Discrete and Continous Time

There are many different aspects of time possible. A straightforward distinction uses the concepts discrete or continuous.

More generally we could speak of discrete time (DT) as a structure

$$DT = \langle T,< \rangle$$ (5.1)

$$T \subseteq Nat$$ (5.2)

$$Nat := Natural Numbers$$ (5.3)

If we map events $e \in E$ into the set of time points $T$ we get timed events:

$$timestamp : E \longmapsto T$$ (5.4)

$$E := Events$$ (5.5)

$$timestamp(e) = t$$ (5.6)

A pair of an event with a time point $(e, t) \in E \times T$ states that the event $e$ is occuring at the point of time $t$. A set of time points $TDATA$ with several events $e$ at the same point of time $t$ could be given as :

$$TDATA \subseteq 2^{E \times T}$$ (5.7)

Mathematically it is straightforward to define the concept of continous time with the aid of the real numbers:

$$CT = \langle T,< \rangle$$ (5.8)

$$T \subseteq Real$$ (5.9)

$$Real := Real Numbers$$ (5.10)

There are infinite many real numbers between two real numbers $r, r'$ with $r < r'$.

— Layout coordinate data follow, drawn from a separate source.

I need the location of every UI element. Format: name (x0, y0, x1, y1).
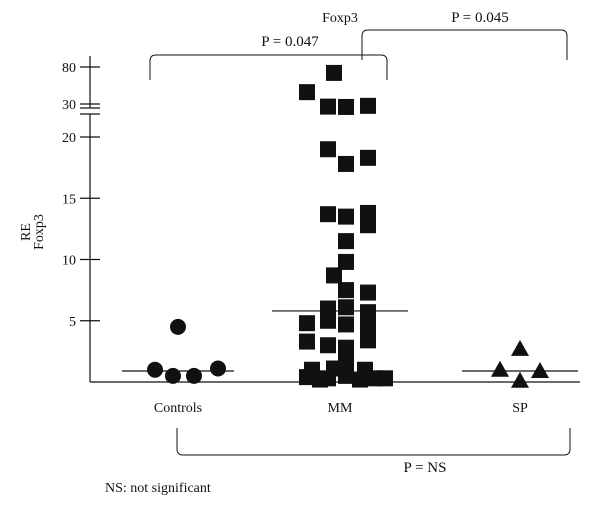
y-tick: 15 (62, 192, 100, 207)
comparison-bracket: P = NS (176, 428, 571, 476)
y-tick-label: 10 (62, 254, 76, 269)
data-point-mm (360, 97, 376, 114)
footnote: NS: not significant (105, 481, 211, 496)
data-points (147, 64, 549, 388)
data-point-mm (360, 304, 376, 321)
y-tick-label: 5 (69, 315, 76, 330)
y-axis-label: RE Foxp3 (19, 214, 47, 250)
data-point-mm (326, 267, 342, 284)
data-point-mm (338, 253, 354, 270)
data-point-mm (338, 208, 354, 225)
data-point-mm (326, 64, 342, 81)
data-point-mm (312, 371, 328, 388)
data-point-controls (147, 361, 163, 378)
data-point-mm (338, 282, 354, 299)
data-point-sp (491, 360, 509, 377)
data-point-mm (299, 369, 315, 386)
data-point-mm (320, 337, 336, 354)
data-point-mm (338, 299, 354, 316)
data-point-mm (338, 316, 354, 333)
y-tick: 20 (62, 131, 100, 146)
category-label-sp: SP (512, 401, 528, 416)
data-point-controls (170, 318, 186, 335)
y-tick-label: 15 (62, 192, 76, 207)
data-point-mm (338, 233, 354, 250)
y-axis-label-sub: Foxp3 (32, 214, 47, 250)
data-point-sp (511, 339, 529, 356)
y-axis-label-main: RE (19, 223, 34, 241)
y-tick: 30 (62, 98, 100, 113)
data-point-mm (352, 371, 368, 388)
y-tick: 10 (62, 254, 100, 269)
category-label-mm: MM (328, 401, 353, 416)
category-label-controls: Controls (154, 401, 202, 416)
data-point-controls (165, 367, 181, 384)
data-point-mm (338, 155, 354, 172)
data-point-mm (360, 284, 376, 301)
data-point-mm (299, 333, 315, 350)
comparison-brackets: P = 0.047 P = 0.045 P = NS (149, 10, 571, 476)
data-point-mm (338, 367, 354, 384)
p-value-label: P = 0.047 (261, 34, 319, 50)
data-point-mm (320, 98, 336, 115)
data-point-mm (299, 315, 315, 332)
y-ticks: 5 10 15 20 30 80 (62, 61, 100, 330)
y-tick-label: 20 (62, 131, 76, 146)
data-point-mm (367, 370, 383, 387)
y-tick: 5 (69, 315, 100, 330)
chart-title: Foxp3 (322, 11, 358, 26)
data-point-controls (210, 360, 226, 377)
data-point-sp (511, 371, 529, 388)
data-point-mm (299, 84, 315, 101)
p-value-label: P = 0.045 (451, 10, 509, 26)
data-point-mm (320, 300, 336, 317)
data-point-mm (338, 98, 354, 115)
comparison-bracket: P = 0.047 (149, 34, 388, 80)
data-point-sp (531, 361, 549, 378)
y-tick-label: 30 (62, 98, 76, 113)
data-point-mm (360, 204, 376, 221)
data-point-mm (320, 206, 336, 223)
comparison-bracket: P = 0.045 (361, 10, 568, 60)
data-point-mm (320, 141, 336, 158)
data-point-mm (360, 217, 376, 234)
data-point-controls (186, 367, 202, 384)
data-point-mm (360, 317, 376, 334)
data-point-mm (360, 332, 376, 349)
y-tick: 80 (62, 61, 100, 76)
data-point-mm (338, 339, 354, 356)
p-value-label: P = NS (404, 460, 447, 476)
data-point-mm (320, 312, 336, 329)
y-tick-label: 80 (62, 61, 76, 76)
data-point-mm (360, 149, 376, 166)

To measure timed data one needs in the real world clocks $C$, real clocks. Real clocks have always a minimal distance $d$ between two adjacent ticks representing time events with $d > 0$. This leads to the assumption that a time structure with a limited precision could be a good compromise, using the rational numbers instead of the real numbers.

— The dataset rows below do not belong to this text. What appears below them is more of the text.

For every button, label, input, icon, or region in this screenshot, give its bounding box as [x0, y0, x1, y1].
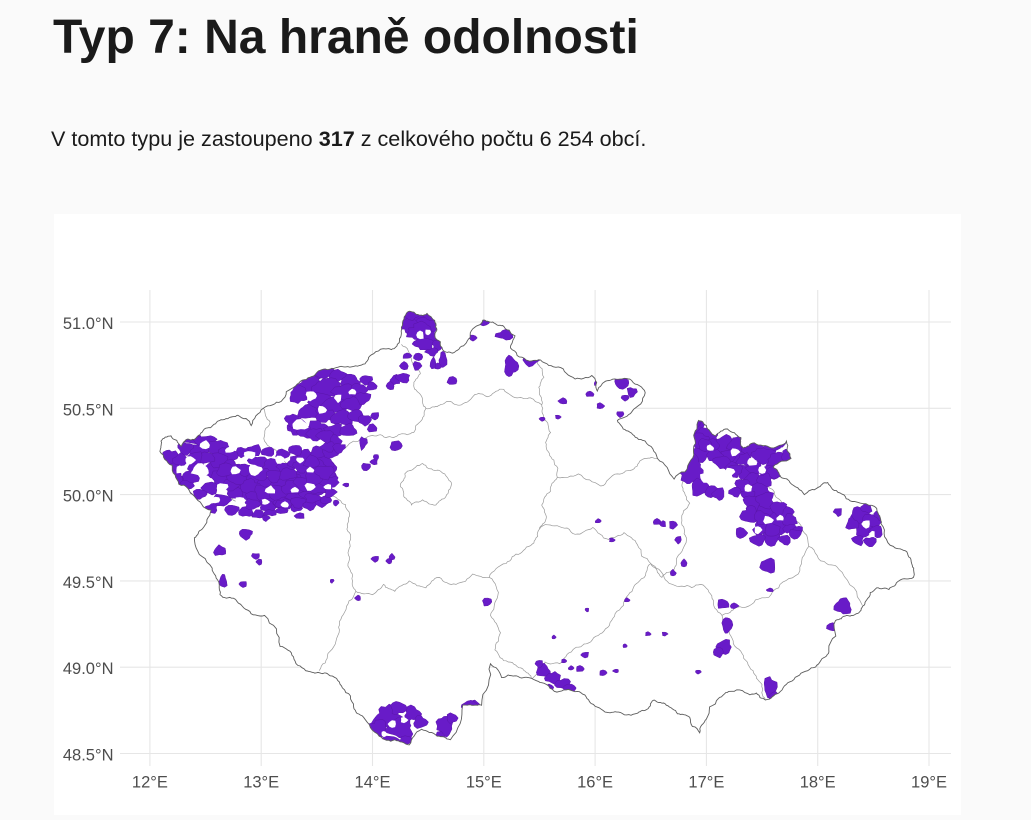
svg-text:17°E: 17°E — [688, 774, 724, 792]
svg-text:14°E: 14°E — [355, 774, 391, 792]
svg-text:50.5°N: 50.5°N — [63, 401, 114, 419]
svg-text:13°E: 13°E — [243, 774, 279, 792]
svg-text:49.5°N: 49.5°N — [63, 574, 114, 592]
svg-text:51.0°N: 51.0°N — [63, 315, 114, 333]
svg-text:48.5°N: 48.5°N — [63, 747, 114, 765]
svg-text:12°E: 12°E — [132, 774, 168, 792]
svg-text:15°E: 15°E — [466, 774, 502, 792]
svg-text:49.0°N: 49.0°N — [63, 660, 114, 678]
svg-text:19°E: 19°E — [911, 774, 947, 792]
svg-text:50.0°N: 50.0°N — [63, 488, 114, 506]
svg-text:18°E: 18°E — [800, 774, 836, 792]
svg-text:16°E: 16°E — [577, 774, 613, 792]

$$LPT = \langle T,< \rangle$$ (5.11)

$$T \subseteq Rat$$ (5.12)

$$Rat := Rational Numbers$$ (5.13)

In the real world one has agreed to use a correlation of the astronomical based time measurement and the time measurement based on atomic clocks. The correlated time measurement is called Universal Time Coordinated (UTC) and has been set equal to the Temps Atomique Internationale (TAI) for 1.January 1958. Because the TAI is more stable than the astronomic time the UTC has to be adjusted repeatedly to the atomic time using the formula:

$$UTC = TAI * n$$ (5.14)

$$\vert UTC-UT1\vert < 0.9$$ (5.15)

(For more details see Kopetz (1997) [157] and
'http://www.fbmnd.fh-frankfurt.de/ doeben/I-RT04/VL/VL2/i-rt04-vl-vl2.html
#Zeitskalent' or
'http://www.uffmm.org/science-technology/single/themes/computer-science/
personal-sites/doeben-henisch/RTS/rts/node81.html' ). Following Kopetz (1997) we can define some concepts related to clocks.

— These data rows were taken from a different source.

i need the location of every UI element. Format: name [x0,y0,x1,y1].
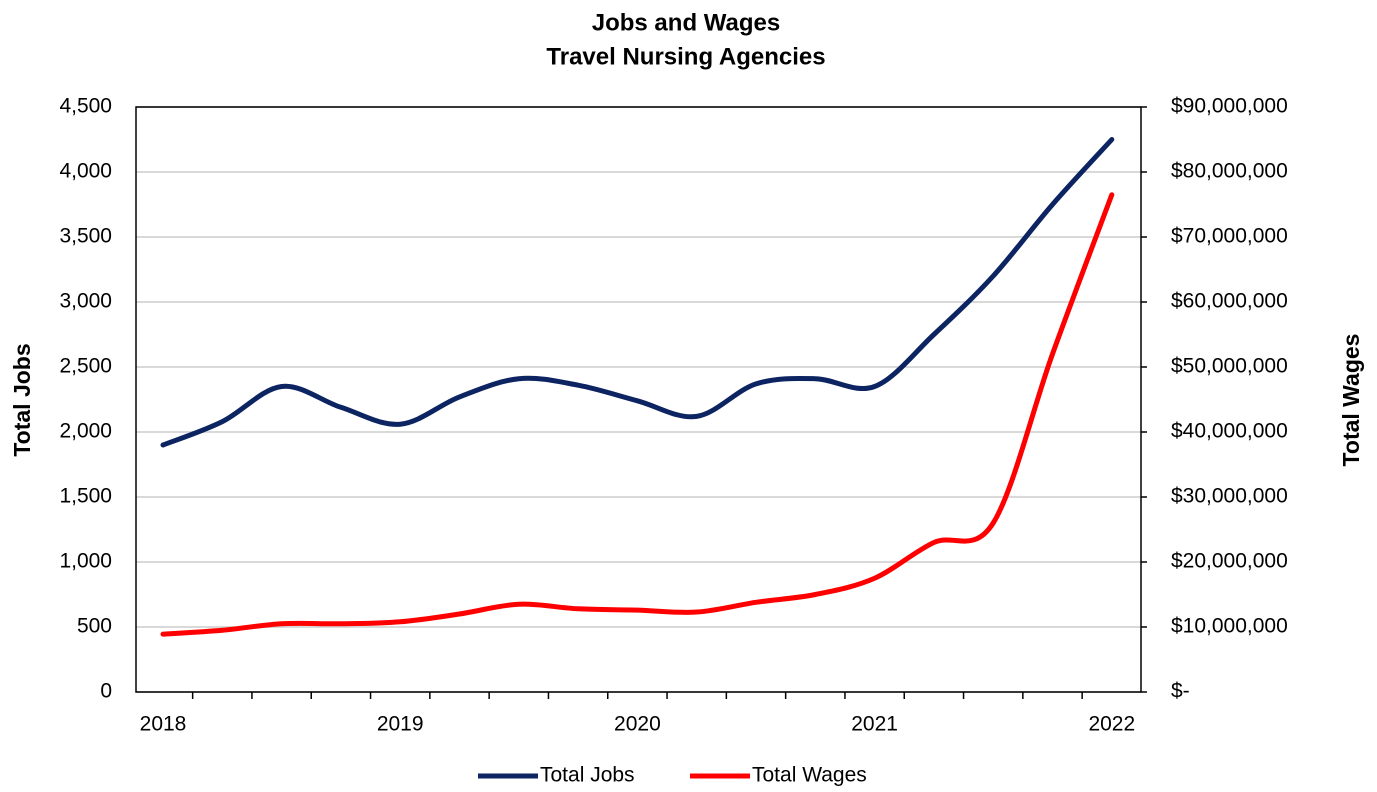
y2-tick-label: $40,000,000 [1171,420,1288,443]
y2-tick-label: $30,000,000 [1171,485,1288,508]
y-tick-label: 3,000 [59,290,112,313]
y2-axis-title: Total Wages [1338,334,1364,467]
y-tick-label: 4,500 [59,95,112,118]
chart-subtitle: Travel Nursing Agencies [546,43,825,70]
y2-tick-label: $60,000,000 [1171,290,1288,313]
x-tick-label: 2021 [851,713,898,736]
y-tick-label: 500 [77,615,112,638]
legend-label: Total Wages [752,764,867,787]
y-tick-label: 1,000 [59,550,112,573]
series-line [160,137,1115,448]
y2-tick-label: $50,000,000 [1171,355,1288,378]
y-tick-label: 0 [100,680,112,703]
y-axis-title: Total Jobs [9,343,35,456]
y-tick-label: 3,500 [59,225,112,248]
y-tick-label: 1,500 [59,485,112,508]
y2-tick-label: $- [1171,680,1190,703]
y-tick-label: 4,000 [59,160,112,183]
y2-tick-label: $20,000,000 [1171,550,1288,573]
y-tick-label: 2,000 [59,420,112,443]
chart-title: Jobs and Wages [592,9,780,36]
x-tick-label: 2022 [1088,713,1135,736]
y2-tick-label: $70,000,000 [1171,225,1288,248]
plot-frame [135,106,1142,693]
legend-label: Total Jobs [540,764,635,787]
x-tick-label: 2020 [614,713,661,736]
y2-tick-label: $90,000,000 [1171,95,1288,118]
x-tick-label: 2019 [377,713,424,736]
x-tick-label: 2018 [140,713,187,736]
y-tick-label: 2,500 [59,355,112,378]
series-line [160,192,1115,637]
y2-tick-label: $80,000,000 [1171,160,1288,183]
y2-tick-label: $10,000,000 [1171,615,1288,638]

One can define the point of time $t$ measured by a clock $k$ with regard to an event $e$ as

$$timestamp_{k} : E \longmapsto T_{k}$$ (5.16)

$$k \in C$$ (5.17)

$$t_{k} = k(e)$$ (5.18)

The granularity of a clock $k$ with regard to clock $z$ with the highest possible precision according to the international time standard at a time point $i \in T_{k}$ can be defined as

$$gran_{z}(k,i) := n_{z}^{k_{i},k_{i+1}}$$ (5.19)

counting the number $n_{z}$ of ticks of the clock $z$ between to ticks of the clock $k$ between k-time $i$ and k-time $i+1$.

One can furthermore define the drift of a clock $k$ relative to the reference clock $z$ having two consecutive granularity measurements of the clock $k$ at $i_{k}, (i+1)_{k}$

$$drift_{i}^{k} = \frac{gran_{z}(k,i+1)}{gran_{z}(k,i)}$$ (5.20)

If there is no drift, then $gran_{z}(k,i+1) = gran_{z}(k,i)$ and the drift is '1', otherwise it is different from 1. The drift rate $\varrho$ can then be defined as

$$\varrho_{i}^{k} = \vert\frac{gran_{z}(k,i+1)}{gran_{z}(k,i)}-1\vert$$ (5.21)

Because real clocks have usually a drift rate $\varrho$ greater than '0' one has to guarantee a maximal drift rate $\varrho_{max}^{k}$ for concrete clocks. Another helpful concept is the offset between two clocks k, k' at time point i:

$$offset_{i}^{k,k'} = \vert gran_{z}(k,i) - gran_{z}(k',i)\vert$$ (5.22)

Because the drift rate $\varrho$ is greater than '0' the different clocks of an ensemble will drift apart during run time. A scheduling for resynchronization must be established.